The results for the Cleveland Heart Disease dataset can be seen in Table 7. As a five-class classification problem is dealt instead of a binary-class classification problem, the Region of Convergence is omitted. It is to be noted that a classification accuracy of 83.82%, sensitivity of 0.83, and a specificity of 0.85 were noted when the original features of the dataset were considered. On applying the proposed SRLPSO-ELM approach, the best accuracy of 91.33% is achieved. This accuracy is achieved with only three features, compared with that of the 13 features of the original dataset. Figure 8 shows the classification rate for Cleveland Heart Disease dataset employing PSO and proposed SRLPSO with ELM classifier with respect to accuracy, sensitivity, and specificity.

Table 7

Classification results with Cleveland Heart Disease dataset.

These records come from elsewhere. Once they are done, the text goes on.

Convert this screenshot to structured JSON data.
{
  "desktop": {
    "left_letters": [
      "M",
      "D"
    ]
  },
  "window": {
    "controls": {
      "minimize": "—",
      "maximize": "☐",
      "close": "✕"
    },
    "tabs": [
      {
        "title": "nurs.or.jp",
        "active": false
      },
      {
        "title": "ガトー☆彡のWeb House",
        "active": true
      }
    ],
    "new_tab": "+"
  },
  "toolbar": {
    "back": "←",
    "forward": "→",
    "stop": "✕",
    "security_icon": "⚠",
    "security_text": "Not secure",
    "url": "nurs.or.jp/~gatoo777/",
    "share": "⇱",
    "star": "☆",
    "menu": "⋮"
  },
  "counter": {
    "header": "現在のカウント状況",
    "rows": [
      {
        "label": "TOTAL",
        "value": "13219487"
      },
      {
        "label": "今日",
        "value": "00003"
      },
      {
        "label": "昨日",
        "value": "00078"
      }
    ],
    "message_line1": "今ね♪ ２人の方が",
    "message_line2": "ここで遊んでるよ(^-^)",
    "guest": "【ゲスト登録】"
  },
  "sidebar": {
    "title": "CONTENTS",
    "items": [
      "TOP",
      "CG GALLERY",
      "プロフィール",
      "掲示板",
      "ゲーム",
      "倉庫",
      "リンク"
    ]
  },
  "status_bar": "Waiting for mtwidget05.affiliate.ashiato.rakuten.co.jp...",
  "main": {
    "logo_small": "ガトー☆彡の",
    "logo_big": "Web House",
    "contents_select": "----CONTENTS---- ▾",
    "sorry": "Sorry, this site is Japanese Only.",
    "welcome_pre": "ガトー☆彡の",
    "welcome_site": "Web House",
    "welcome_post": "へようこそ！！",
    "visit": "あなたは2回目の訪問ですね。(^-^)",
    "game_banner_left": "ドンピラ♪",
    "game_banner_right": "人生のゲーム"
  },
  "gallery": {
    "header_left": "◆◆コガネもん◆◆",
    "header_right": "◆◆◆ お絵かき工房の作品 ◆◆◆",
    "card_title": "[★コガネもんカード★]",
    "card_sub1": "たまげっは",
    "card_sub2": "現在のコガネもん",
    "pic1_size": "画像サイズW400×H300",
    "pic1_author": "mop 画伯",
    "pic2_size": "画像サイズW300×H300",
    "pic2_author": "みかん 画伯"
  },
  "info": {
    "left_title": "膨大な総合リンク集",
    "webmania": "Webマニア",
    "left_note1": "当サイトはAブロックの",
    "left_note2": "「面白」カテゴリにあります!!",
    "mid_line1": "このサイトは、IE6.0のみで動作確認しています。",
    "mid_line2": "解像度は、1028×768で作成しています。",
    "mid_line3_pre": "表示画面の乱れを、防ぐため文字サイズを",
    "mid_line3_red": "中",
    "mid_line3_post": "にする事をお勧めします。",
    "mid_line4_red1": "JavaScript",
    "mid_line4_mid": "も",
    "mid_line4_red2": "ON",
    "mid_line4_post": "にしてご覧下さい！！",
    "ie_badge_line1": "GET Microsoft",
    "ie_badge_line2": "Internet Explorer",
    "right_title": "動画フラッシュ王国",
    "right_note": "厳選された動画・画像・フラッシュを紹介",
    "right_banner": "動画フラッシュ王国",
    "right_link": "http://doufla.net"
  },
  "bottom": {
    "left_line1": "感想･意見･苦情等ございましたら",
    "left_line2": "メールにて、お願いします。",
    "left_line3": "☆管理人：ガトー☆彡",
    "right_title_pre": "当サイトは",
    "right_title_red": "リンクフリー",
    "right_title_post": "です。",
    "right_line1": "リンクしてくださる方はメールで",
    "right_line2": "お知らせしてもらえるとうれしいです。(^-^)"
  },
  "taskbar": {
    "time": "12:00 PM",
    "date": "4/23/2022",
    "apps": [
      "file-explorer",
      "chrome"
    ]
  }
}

Methodology adopted	Accuracy (%)	Sensitivity (%)	Specificity (%)	Selected features
C4.5 [31]	81.11	77.23	76.58	All
Naive Bayes [31]	81.48	80.97	81.22	3, 9, 11, 12
BNND [31]	81.11	82.13	80.42	3, 11, 12
BNNF [31]	80.96	76.93	75.81	3, 8, 9, 11, 12
AIRS [24]	84.50	75.34	72.96	All
Hybrid neural network [26]	87.40	93.00	78.50	3, 8, 9, 10, 11, 12
Neural networks ensemble [25]	89.01	80.95	95.91	All
Mean selection method [16]	81.75	82	82	3, 8, 9, 11, 12, 13
Half selection method [16]	83.44	84	83	3, 8, 9, 10, 11, 12, 13
Neural network for threshold selection [16]	84.46	82	82	3, 12, 13
PSO + ELM	89.47	94.49	96.02	9, 10, 11, 12, 13
Proposed SRLPSO + ELM	91.33	95.46	97.29	11, 12, 13

Figure 8

Classification rate for Cleveland Heart Disease dataset.

7. Conclusion

In this research a new hybrid algorithm that integrates the proposed self-regulated particle swarm optimization (SRPSO) algorithm with the extreme learning machine (ELM) for classification problems is presented. To optimize the input weights and hidden biases and minimum norm least-square scheme, an improved PSO is used to analytically determine the output weights. The PSO is enhanced by incorporating a mechanism which diversifies the search behavior of the particles so that the algorithm finds much better solutions. The performance of the proposed ELM framework using SRLPSO was better than the performance of the other methods reported in the literature for five benchmark datasets from the UCI Machine Learning Repository which are used for evaluation. The results also show that in the proposed framework the number of neurons in the hidden layer does not need to be selected by trial-and-error and the relevant input variables can be automatically selected, thus reducing the network size and improving the generalization capability.